IRA deduction for 2008 – Contributions to IRAs (regular and Roths) can be made by April 15, 2009 up to $5,000 ($6,000 if age 50+). The contribution is limited to “earned income” which is defined as earnings from self-employment or wages.
Minimum required retirement distributions – Don’t forget to take out your distributions from your retirement plan if you are at least age 70 ½. There is a 50% penalty if you forget. If you have several SEP and/or IRA accounts, the distribution can be taken out of each account or you can take the amount out of one or more accounts. Not so with company plans – a distribution must be taken from each account. Please don’t wait until the last minute, do it today and avoid the rush.
Retirement accounts, annuities, life insurance – it is extremely important to review the beneficiaries of your various accounts. After your spouse, who are the contingent beneficiaries? Ask the companies to verify this with you.
Living trusts – As you know, I am a big fan of living trusts. You can make it easier on your heirs if you have set up a living trust. They avoid many inconveniences and costs upon a death and, depending on your estate size, can save on death taxes.
Annuities – The most abused “investment” known to humans – promoted by “free lunch” seminars and friendly bankers. I describe these investments as “putting your money in jail.” The costs are very high and you will have to pay a penalty if you need your funds. You may not even need the tax deferral they promote. The “guarantees” that you “can’t lose” come at a high cost. Besides preying on older people, some salespersons even put deferred annuities inside retirement accounts (IRAs etc.) which are already tax deferred! Commissions to the agent are the main benefit of annuities. But of course the benefit is to the agent, not you. Run from the financial planner who mentions annuities!
Limited partnerships – The next most abused investment. These high-cost investments rarely pay off.
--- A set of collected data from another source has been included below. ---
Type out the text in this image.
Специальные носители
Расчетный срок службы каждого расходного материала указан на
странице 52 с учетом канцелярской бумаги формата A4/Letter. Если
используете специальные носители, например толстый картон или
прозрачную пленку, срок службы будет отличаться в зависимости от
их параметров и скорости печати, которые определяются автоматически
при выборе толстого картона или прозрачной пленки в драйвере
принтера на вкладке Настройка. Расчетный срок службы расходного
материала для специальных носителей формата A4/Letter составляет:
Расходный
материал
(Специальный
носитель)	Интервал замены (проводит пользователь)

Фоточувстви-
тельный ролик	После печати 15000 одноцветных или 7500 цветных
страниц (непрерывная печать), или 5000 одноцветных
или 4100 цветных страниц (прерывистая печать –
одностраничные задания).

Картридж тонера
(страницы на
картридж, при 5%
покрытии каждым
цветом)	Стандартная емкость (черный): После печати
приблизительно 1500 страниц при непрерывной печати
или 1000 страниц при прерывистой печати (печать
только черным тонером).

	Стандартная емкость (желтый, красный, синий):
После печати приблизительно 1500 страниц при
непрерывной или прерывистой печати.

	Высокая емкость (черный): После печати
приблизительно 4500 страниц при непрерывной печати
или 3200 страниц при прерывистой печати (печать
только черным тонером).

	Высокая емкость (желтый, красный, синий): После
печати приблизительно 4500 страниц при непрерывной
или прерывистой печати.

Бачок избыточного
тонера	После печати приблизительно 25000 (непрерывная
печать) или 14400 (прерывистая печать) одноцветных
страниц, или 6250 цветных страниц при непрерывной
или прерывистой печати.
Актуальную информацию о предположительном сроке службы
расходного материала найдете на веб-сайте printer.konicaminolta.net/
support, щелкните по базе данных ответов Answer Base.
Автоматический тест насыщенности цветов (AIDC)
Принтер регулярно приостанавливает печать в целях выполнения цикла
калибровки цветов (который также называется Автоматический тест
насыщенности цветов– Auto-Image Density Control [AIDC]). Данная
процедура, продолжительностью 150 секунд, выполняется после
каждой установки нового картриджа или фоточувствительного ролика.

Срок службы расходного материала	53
If the partnership reports your share of a loss (called “passive loss”), the loss doesn’t do you any good unless you have “passive income” to offset the passive loss.” Further, the salespeople don’t tell you that your partnership does business in multiple states and that might require many state tax returns.
Tax deferred exchanges – If you want to sell real property and reinvest in another real property, see an exchange expert BEFORE you sell the old property. Lots of traps – you need to do it right!